Lens design dictates that, in order for a lens to properly focus to infinity, it must be a fixed distance from a camera’s image sensor. Because Canon SLRs are so much thicker than the EOS M, this means that the adapter essentially doubles the depth of the compact mirrorless camera. The adapter includes a removable tripod mount, which is helpful when using it in conjunction with heavier zoom or telephoto lenses and a monopod or tripod.
The EOS M isn’t quick to focus with native lenses, and it’s even slower to focus with adapted ones. I tested the adapter with the EF 28mm f/1.8 USM and the EOS M required about 1.9 seconds to focus and fire a shot with that lens in good light. The same lens focuses in about 0.25-second on the EOS 6D. Because the lens doesn’t have an STM focus motor, it stutters back and forth in short bursts as it attempts to lock focus for stills and video alike. You may be better off using adapted lenses in manual focus mode, especially for video. Thankfully the EOS M has a sharp rear LCD and you can easily magnify a portion of the Live View feed for more precise manual focus.
Sony offers a pair of similar adapters for its NEX camera system. The LA-EA1 is also priced at $200, and like the Canon adapter it relies on the NEX camera body’s focus system to work. There’s also a $400 LA-EA2, which features an integrated phase detect focus system. This delivers SLR-style focusing with adapted lenses. It’s a feature that would go a long way to improve SLR lens performance with the EOS M.

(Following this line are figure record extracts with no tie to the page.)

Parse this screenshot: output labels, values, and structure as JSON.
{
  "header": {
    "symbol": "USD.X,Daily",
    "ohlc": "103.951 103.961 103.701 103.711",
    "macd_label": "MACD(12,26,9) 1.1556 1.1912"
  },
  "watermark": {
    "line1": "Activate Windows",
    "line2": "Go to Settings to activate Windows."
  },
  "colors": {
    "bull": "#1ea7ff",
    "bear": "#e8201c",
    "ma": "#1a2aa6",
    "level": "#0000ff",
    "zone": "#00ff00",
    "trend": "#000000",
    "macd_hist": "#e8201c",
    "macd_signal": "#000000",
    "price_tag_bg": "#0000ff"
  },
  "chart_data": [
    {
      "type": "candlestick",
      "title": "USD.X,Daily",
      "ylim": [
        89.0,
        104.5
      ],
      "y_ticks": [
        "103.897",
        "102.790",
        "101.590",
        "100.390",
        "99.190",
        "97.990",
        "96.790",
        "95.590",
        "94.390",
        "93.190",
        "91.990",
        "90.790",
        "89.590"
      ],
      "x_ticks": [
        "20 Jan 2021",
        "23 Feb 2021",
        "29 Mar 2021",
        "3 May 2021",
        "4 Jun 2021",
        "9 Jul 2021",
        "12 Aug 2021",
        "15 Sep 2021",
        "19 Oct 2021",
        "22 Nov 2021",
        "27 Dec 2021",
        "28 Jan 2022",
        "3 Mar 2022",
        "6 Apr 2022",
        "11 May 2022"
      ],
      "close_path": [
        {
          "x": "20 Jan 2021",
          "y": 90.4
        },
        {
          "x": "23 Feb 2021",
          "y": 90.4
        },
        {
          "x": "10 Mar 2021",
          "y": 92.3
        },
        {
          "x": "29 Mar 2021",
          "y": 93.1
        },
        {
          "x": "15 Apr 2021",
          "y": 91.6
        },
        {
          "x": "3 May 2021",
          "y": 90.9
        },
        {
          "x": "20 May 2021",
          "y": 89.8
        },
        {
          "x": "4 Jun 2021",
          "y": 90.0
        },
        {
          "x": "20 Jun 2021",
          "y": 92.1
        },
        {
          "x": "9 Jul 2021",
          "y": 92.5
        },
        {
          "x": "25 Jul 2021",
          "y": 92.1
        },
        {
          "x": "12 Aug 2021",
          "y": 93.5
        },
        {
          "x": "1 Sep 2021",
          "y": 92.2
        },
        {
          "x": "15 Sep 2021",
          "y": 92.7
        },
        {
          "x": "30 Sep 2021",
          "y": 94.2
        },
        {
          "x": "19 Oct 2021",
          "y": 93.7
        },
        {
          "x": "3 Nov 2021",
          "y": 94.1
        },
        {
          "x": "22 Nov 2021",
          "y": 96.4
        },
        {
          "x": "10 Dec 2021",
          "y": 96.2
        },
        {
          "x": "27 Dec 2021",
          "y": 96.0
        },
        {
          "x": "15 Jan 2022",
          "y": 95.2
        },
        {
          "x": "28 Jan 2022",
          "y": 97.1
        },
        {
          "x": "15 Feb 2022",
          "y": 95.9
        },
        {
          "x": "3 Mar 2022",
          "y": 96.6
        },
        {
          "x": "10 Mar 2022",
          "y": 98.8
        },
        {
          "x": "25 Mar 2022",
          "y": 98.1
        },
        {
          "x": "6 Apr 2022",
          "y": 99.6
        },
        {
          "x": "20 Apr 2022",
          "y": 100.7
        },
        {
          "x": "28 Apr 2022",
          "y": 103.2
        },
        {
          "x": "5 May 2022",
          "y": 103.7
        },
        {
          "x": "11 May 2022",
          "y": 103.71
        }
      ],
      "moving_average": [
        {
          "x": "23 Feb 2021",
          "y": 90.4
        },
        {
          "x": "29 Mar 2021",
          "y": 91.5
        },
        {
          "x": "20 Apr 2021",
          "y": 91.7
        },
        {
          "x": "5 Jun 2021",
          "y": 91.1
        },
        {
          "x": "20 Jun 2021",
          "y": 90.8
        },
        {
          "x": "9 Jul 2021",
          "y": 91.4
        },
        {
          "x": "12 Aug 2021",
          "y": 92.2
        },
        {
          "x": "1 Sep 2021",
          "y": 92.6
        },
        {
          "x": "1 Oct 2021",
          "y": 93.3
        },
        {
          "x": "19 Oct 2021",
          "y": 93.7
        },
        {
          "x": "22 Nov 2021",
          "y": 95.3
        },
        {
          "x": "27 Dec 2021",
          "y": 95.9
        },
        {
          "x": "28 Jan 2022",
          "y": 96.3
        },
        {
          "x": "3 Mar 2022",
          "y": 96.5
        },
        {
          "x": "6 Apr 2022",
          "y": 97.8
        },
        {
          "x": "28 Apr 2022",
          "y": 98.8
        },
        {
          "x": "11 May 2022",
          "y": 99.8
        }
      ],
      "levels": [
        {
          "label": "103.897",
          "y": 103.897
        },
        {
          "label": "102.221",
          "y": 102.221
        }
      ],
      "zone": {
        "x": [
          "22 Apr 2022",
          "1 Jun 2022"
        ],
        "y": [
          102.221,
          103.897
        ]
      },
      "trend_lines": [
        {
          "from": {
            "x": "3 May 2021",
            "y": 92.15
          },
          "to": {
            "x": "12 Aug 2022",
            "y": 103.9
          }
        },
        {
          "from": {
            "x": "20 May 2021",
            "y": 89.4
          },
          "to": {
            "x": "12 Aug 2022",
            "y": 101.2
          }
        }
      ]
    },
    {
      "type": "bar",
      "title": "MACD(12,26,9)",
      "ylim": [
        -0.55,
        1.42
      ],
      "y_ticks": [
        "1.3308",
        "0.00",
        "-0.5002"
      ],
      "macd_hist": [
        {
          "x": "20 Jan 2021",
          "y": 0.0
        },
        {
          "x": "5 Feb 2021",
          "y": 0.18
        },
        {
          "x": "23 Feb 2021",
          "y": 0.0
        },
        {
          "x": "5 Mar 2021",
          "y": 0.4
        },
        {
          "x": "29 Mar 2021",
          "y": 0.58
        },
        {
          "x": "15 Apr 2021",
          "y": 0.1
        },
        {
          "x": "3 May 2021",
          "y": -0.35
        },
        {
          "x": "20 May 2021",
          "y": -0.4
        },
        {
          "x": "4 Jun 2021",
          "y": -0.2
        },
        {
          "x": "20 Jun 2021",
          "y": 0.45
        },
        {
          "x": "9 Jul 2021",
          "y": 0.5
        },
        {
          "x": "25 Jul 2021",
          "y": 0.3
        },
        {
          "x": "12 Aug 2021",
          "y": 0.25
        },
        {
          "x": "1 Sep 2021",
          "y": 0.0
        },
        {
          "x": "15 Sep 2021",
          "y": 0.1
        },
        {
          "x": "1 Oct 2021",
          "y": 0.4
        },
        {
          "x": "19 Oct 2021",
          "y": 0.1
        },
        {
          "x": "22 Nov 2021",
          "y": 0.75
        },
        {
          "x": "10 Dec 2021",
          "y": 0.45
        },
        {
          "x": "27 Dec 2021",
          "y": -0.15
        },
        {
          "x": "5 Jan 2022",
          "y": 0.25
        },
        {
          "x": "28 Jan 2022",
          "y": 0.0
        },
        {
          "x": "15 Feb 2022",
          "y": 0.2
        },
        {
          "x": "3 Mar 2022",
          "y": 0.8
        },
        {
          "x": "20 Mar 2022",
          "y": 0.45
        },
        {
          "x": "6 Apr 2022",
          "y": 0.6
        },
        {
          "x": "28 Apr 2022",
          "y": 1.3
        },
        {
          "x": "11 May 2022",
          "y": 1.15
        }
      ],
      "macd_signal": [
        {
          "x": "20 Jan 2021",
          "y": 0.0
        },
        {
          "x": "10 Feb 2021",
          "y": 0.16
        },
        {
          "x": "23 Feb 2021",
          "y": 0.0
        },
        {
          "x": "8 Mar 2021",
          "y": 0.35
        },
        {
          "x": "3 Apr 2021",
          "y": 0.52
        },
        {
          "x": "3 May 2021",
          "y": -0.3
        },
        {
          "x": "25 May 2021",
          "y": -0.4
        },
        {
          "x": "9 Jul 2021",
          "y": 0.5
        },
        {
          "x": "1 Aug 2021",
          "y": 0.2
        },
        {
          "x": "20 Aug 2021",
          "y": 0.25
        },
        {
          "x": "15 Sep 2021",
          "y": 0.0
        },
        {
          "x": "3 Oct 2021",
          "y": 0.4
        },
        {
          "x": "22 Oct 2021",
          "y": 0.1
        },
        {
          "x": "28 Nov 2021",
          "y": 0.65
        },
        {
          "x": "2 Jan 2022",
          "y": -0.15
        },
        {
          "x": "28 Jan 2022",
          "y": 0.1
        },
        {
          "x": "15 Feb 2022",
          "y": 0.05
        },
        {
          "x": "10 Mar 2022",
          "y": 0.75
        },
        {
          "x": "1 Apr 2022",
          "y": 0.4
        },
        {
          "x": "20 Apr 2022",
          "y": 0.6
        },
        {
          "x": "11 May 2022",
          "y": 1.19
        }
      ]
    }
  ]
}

If you’ve already bought into the EOS M system, you’re used to its slow autofocus performance. This adapter works as advertised, but understand that performance with adapted SLR lenses will be slower. Considering that it doubles the depth of the EOS M, and that SLR lenses are bulky compared to a mirrorless camera to begin with, you may be better off simply skipping the adapter and simply carrying a D-SLR when you need a lens that isn’t available for the EOS M. But if you have a library of Canon SLR glass and are set on using it along with the EOS M, this accessory is a necessary one.